Schwait and Stewart, in response to a question, said the two committees’ recommendations do not address operations of nonprofit lawyer referral services run by the Bar and local bar associations around the state.
“We are, through the Program Evaluation Committee, reviewing The Florida Bar’s Lawyer Referral Service, which has different rules,” Stewart said, adding the review includes local bar referral operations.
“They are not being left out of the equation . . . . We sent out a request for proposals to a variety of vendors to put together a very modern and very robust system.”
He added a statewide service is being contemplated that will incorporate the local bar referral services and maintain the revenues those bars receive from those operations. Stewart added it is questionable whether local bar operations alone can compete with advertising and services offered by fast-growing private companies.
“They don’t have the ability to continue those operations in the foreseeable future because of the competition from the for-profit providers. And we think The Florida Bar on a statewide basis has the ability to do that,” he said.
Schwait added that dozens of companies are entering the legal services field, from Amazon to Lexis/Nexis and the rule amendments are aimed at that.
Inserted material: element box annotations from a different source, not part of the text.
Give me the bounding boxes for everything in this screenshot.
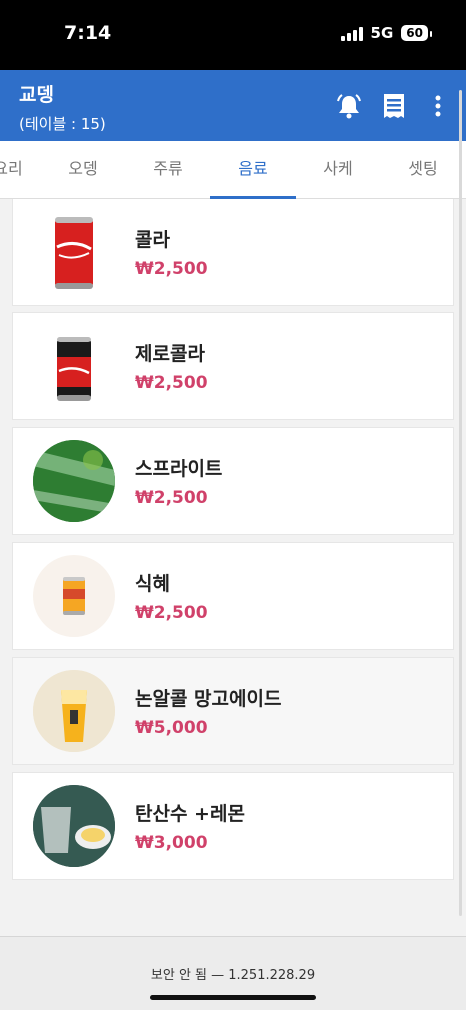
- tab-liquor[interactable]: 주류: [125, 141, 211, 199]
- cola-can-image: [33, 211, 115, 293]
- menu-item[interactable]: 논알콜 망고에이드 ₩5,000: [12, 657, 454, 765]
- table-number: (테이블 : 15): [19, 115, 106, 133]
- item-price: ₩2,500: [135, 373, 208, 393]
- item-price: ₩2,500: [135, 488, 208, 508]
- menu-item[interactable]: 탄산수 +레몬 ₩3,000: [12, 772, 454, 880]
- item-name: 논알콜 망고에이드: [135, 688, 282, 710]
- tab-beverage[interactable]: 음료: [210, 141, 296, 199]
- app-header: 교뎅 (테이블 : 15): [0, 70, 466, 141]
- more-options-icon[interactable]: [428, 92, 448, 120]
- bell-icon[interactable]: [334, 92, 364, 120]
- status-indicators: 5G 60: [340, 24, 432, 42]
- item-name: 탄산수 +레몬: [135, 803, 245, 825]
- home-indicator[interactable]: [150, 995, 316, 1000]
- category-tabs: 요리 오뎅 주류 음료 사케 셋팅: [0, 141, 466, 199]
- item-price: ₩5,000: [135, 718, 208, 738]
- tab-odeng[interactable]: 오뎅: [40, 141, 126, 199]
- item-price: ₩3,000: [135, 833, 208, 853]
- menu-item[interactable]: 제로콜라 ₩2,500: [12, 312, 454, 420]
- receipt-icon[interactable]: [380, 92, 408, 120]
- signal-icon: [340, 25, 363, 41]
- tab-setting[interactable]: 셋팅: [380, 141, 466, 199]
- item-price: ₩2,500: [135, 259, 208, 279]
- zero-cola-can-image: [33, 325, 115, 407]
- item-name: 제로콜라: [135, 343, 205, 365]
- tab-sake[interactable]: 사케: [295, 141, 381, 199]
- menu-list: 콜라 ₩2,500 제로콜라 ₩2,500 스프라이트 ₩2,500 식혜 ₩2…: [0, 199, 466, 936]
- battery-icon: 60: [401, 25, 432, 41]
- menu-item[interactable]: 식혜 ₩2,500: [12, 542, 454, 650]
- network-type: 5G: [370, 24, 394, 42]
- store-name: 교뎅: [19, 84, 54, 106]
- item-price: ₩2,500: [135, 603, 208, 623]
- sikhye-can-image: [33, 555, 115, 637]
- menu-item[interactable]: 콜라 ₩2,500: [12, 199, 454, 306]
- menu-item[interactable]: 스프라이트 ₩2,500: [12, 427, 454, 535]
- sprite-image: [33, 440, 115, 522]
- tab-beverage-label: 음료: [238, 159, 268, 178]
- status-bar: 7:14 5G 60: [0, 0, 466, 70]
- mango-ade-image: [33, 670, 115, 752]
- item-name: 식혜: [135, 573, 170, 595]
- url-bar[interactable]: 보안 안 됨 — 1.251.228.29: [0, 964, 466, 983]
- sparkling-water-lemon-image: [33, 785, 115, 867]
- item-name: 스프라이트: [135, 458, 223, 480]
- status-time: 7:14: [64, 22, 112, 44]
- browser-bottom-bar: 보안 안 됨 — 1.251.228.29: [0, 936, 466, 1010]
- scrollbar[interactable]: [459, 90, 462, 916]
- item-name: 콜라: [135, 229, 170, 251]
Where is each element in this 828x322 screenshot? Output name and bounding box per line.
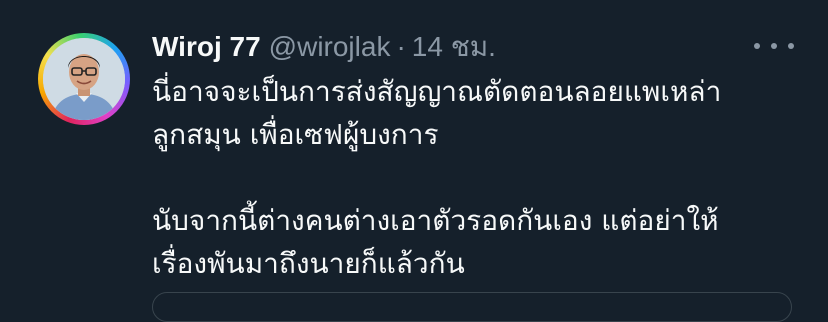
tweet-timestamp[interactable]: 14 ชม. (412, 25, 496, 69)
quoted-card-edge[interactable] (152, 292, 792, 322)
more-dot (754, 43, 760, 49)
more-dot (788, 43, 794, 49)
author-name[interactable]: Wiroj 77 (152, 31, 261, 63)
tweet-text-line: นับจากนี้ต่างคนต่างเอาตัวรอดกันเอง แต่อย… (152, 204, 719, 237)
tweet[interactable]: Wiroj 77 @wirojlak · 14 ชม. นี่อาจจะเป็น… (0, 0, 828, 322)
author-handle[interactable]: @wirojlak (269, 31, 391, 63)
tweet-text-line: นี่อาจจะเป็นการส่งสัญญาณตัดตอนลอยแพเหล่า (152, 75, 722, 108)
tweet-text: นี่อาจจะเป็นการส่งสัญญาณตัดตอนลอยแพเหล่า… (152, 70, 782, 285)
avatar[interactable] (38, 33, 130, 125)
tweet-text-line: ลูกสมุน เพื่อเซฟผู้บงการ (152, 118, 439, 151)
tweet-text-line: เรื่องพันมาถึงนายก็แล้วกัน (152, 247, 465, 280)
tweet-header: Wiroj 77 @wirojlak · 14 ชม. (152, 25, 496, 69)
profile-photo (43, 38, 125, 120)
more-dot (771, 43, 777, 49)
more-horizontal-icon[interactable] (754, 36, 794, 56)
separator-dot: · (396, 31, 406, 62)
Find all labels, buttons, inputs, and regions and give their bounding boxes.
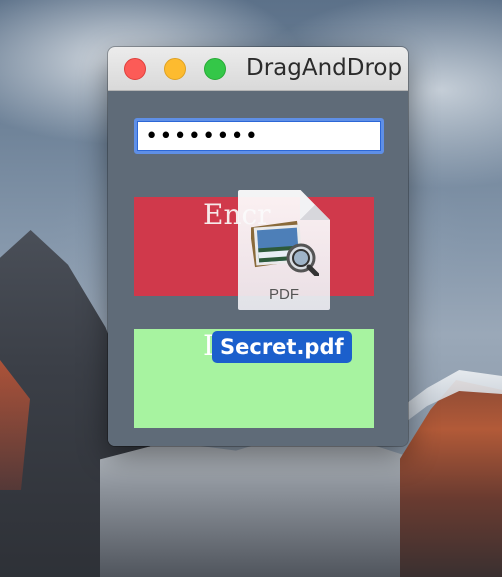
password-field[interactable]: ••••••••: [134, 118, 384, 154]
close-window-button[interactable]: [124, 58, 146, 80]
minimize-window-button[interactable]: [164, 58, 186, 80]
password-value: ••••••••: [145, 124, 259, 149]
wallpaper-mountain-center: [100, 430, 440, 577]
file-type-label: PDF: [269, 286, 299, 303]
file-corner-fold: [300, 190, 330, 220]
title-bar[interactable]: DragAndDrop: [108, 47, 408, 91]
preview-pdf-icon: [251, 220, 319, 276]
window-title: DragAndDrop: [246, 55, 403, 81]
zoom-window-button[interactable]: [204, 58, 226, 80]
dragged-file-name: Secret.pdf: [212, 331, 352, 363]
dragged-file[interactable]: PDF: [238, 190, 330, 310]
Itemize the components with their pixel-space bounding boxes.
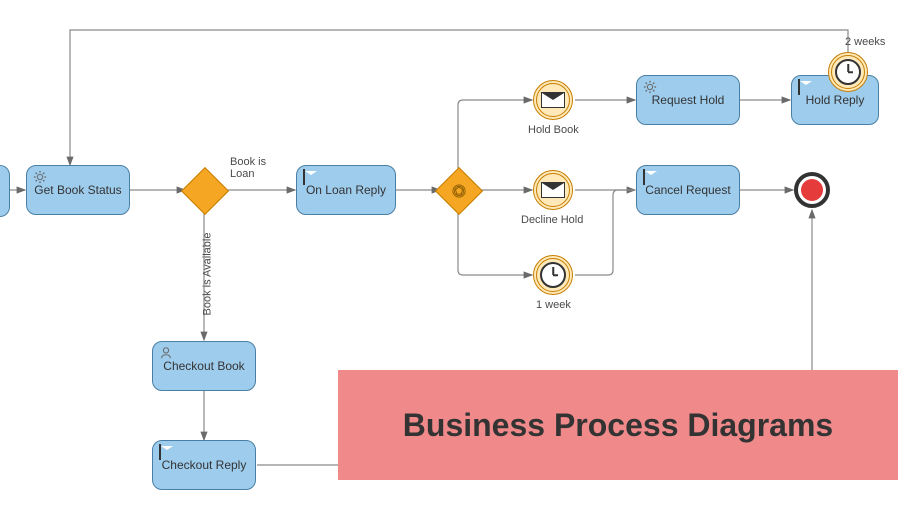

“You’re not going to stop anything. What we’re trying to do is get them all under our ambit so we can ensure the public is protected, that lawyers have choices, and the public has choices,” Schwait said.
Board member Jay Cohen said members are concerned the new companies coming into the state will eventually operate as nonlawyer-owned law firms.
“I don’t think that’s a logical next step,” Stewart said. “There is, I think, no natural nexus to them matching people because they advertise, and lawyers want to pay for that advertising, and that is somehow giving them some ownership interest in law firms. That is really fearmongering more than it is reality.”